At the weld shop of the carmarker, for instance, robots are gaining ground, especially as the company uses higher volumes of high-tensile steel in its vehicles. To cut and weld these thinner and tougher steel sheets into car bodies, Maruti Suzuki is deploying smaller, faster and more flexible robots. With 10,000 tonnes of steel consumed by the Manesar facility, the volumes involved are not insignificant. At the paint shop, too, the machines have taken over. And every one of them is imported.
Yet, there are large swathes of the Manesar factory where humans are simply irreplaceable – right now, and for the foreseeable future. On the stretch of the assembly line where doors are fitted on car bodies, young, uniformed men work in an unerring flow. As an endless procession of car bodies move along a conveyer belt, one worker reaches out to grab a backdoor fixed on a rig. In under a minute, he manoeuvres the rig to the right spot, pulls the door out, plonks himself on the back seat, fits the door into the body, tightens everything up and then steps out to prepare for the next car.
“Typically, where judgement is required, where the eye or some kind of sensing is required, we can’t use robots,” said Roy. “Delicate work needs hands.”
From seats belt to air-conditioners and light fittings to exterior trims, Maruti Suzuki can’t help but rely on experienced workers who can get the job done precisely and quickly. And as cars for Indian customers become laden with an ever increasing list of features, Roy reckons that a factory like Manesar will probably need more hands, not less. “In 1983, for example, we were predominantly producing non-AC Maruti 800s. But now, today all the cars have this as a standard feature,” he said. “If you add more features, you need more people to do assembly.”
At a time when automation seems poised to threaten millions of jobs in India, especially in the labour-intensive manufacturing sector, Roy’s prognosis is upbeat. It is also one that analysts agree with. “The content in a car is steadily increasing and we need a higher number of people to assemble the car as the production line would have a higher number of stops,” said Deepesh Rathore of Emerging Markets Automotive Advisors, a Gurugram-headquartered consultancy. “Looking across the supply chain [original equipment manufacturers and suppliers], I actually feel that the labour force would increase.”
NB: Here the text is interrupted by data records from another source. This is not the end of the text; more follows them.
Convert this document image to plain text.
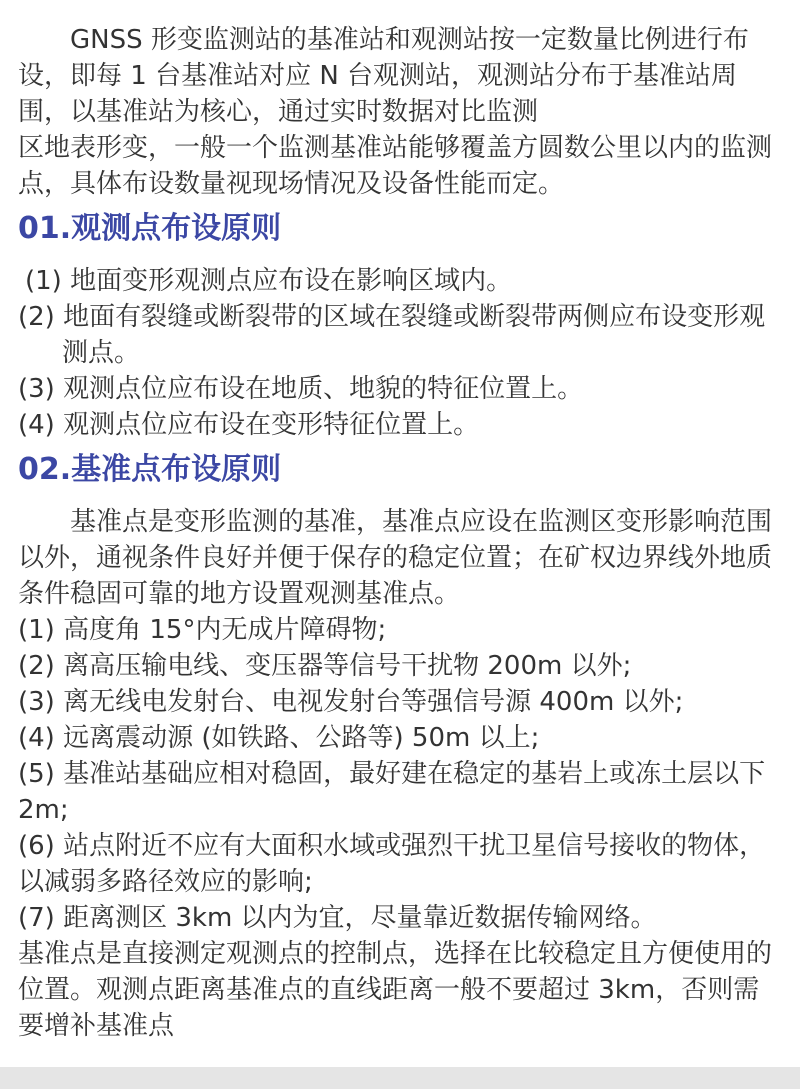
GNSS 形变监测站的基准站和观测站按一定数量比例进行布设，即每 1 台基准站对应 N 台观测站，观测站分布于基准站周围，以基准站为核心，通过实时数据对比监测

区地表形变，一般一个监测基准站能够覆盖方圆数公里以内的监测点，具体布设数量视现场情况及设备性能而定。

01.观测点布设原则

(1) 地面变形观测点应布设在影响区域内。

(2) 地面有裂缝或断裂带的区域在裂缝或断裂带两侧应布设变形观测点。

(3) 观测点位应布设在地质、地貌的特征位置上。

(4) 观测点位应布设在变形特征位置上。

02.基准点布设原则

基准点是变形监测的基准，基准点应设在监测区变形影响范围以外，通视条件良好并便于保存的稳定位置；在矿权边界线外地质条件稳固可靠的地方设置观测基准点。

(1) 高度角 15°内无成片障碍物;

(2) 离高压输电线、变压器等信号干扰物 200m 以外;

(3) 离无线电发射台、电视发射台等强信号源 400m 以外;

(4) 远离震动源 (如铁路、公路等) 50m 以上;

(5) 基准站基础应相对稳固，最好建在稳定的基岩上或冻土层以下 2m;

(6) 站点附近不应有大面积水域或强烈干扰卫星信号接收的物体，以减弱多路径效应的影响;

(7) 距离测区 3km 以内为宜，尽量靠近数据传输网络。

基准点是直接测定观测点的控制点，选择在比较稳定且方便使用的位置。观测点距离基准点的直线距离一般不要超过 3km，否则需要增补基准点
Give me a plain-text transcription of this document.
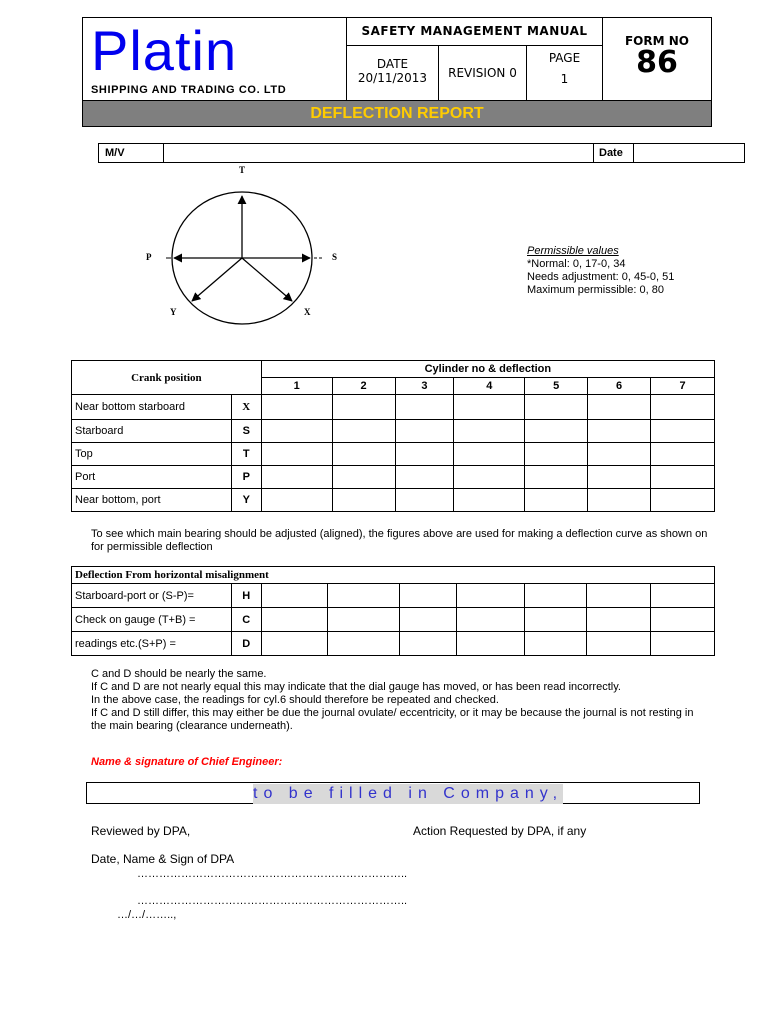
Platin
SHIPPING AND TRADING CO. LTD
SAFETY MANAGEMENT MANUAL
DATE
20/11/2013	REVISION 0
PAGE
1
FORM NO
86
DEFLECTION REPORT
M/V	Date
T
P	S
Y	X
Permissible values
*Normal: 0, 17-0, 34
Needs adjustment: 0, 45-0, 51
Maximum permissible: 0, 80
Crank position		Cylinder no & deflection						
		1	2	3	4	5	6	7
Near bottom starboard	X							
Starboard	S							
Top	T							
Port	P							
Near bottom, port	Y							
To see which main bearing should be adjusted (aligned), the figures above are used for making a deflection curve as shown on for permissible deflection
Deflection From horizontal misalignment								
Starboard-port or (S-P)=	H							
Check on gauge (T+B) =	C							
readings etc.(S+P) =	D							
C and D should be nearly the same.
If C and D are not nearly equal this may indicate that the dial gauge has moved, or has been read incorrectly.
In the above case, the readings for cyl.6 should therefore be repeated and checked.
If C and D still differ, this may either be due the journal ovulate/ eccentricity, or it may be because the journal is not resting in the main bearing (clearance underneath).
Name & signature of Chief Engineer:
to be filled in Company,
Reviewed by DPA,	Action Requested by DPA, if any
Date, Name & Sign of DPA
………………………………………………………………..
………………………………………………………………..
…/…/……..,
For now, the current 3K-based formula for balancing machines and mortals is delivering the goods for Maruti Suzuki. The assembly lines at the Manesar plant work at 98% efficiency, which means that for every 480-minute shift, the company can afford a stoppage of only around nine minutes. For the workmen at the factory, that can be quite a pace to maintain. For the robots, it’s probably just good vibrations.
This article first appeared on Quartz.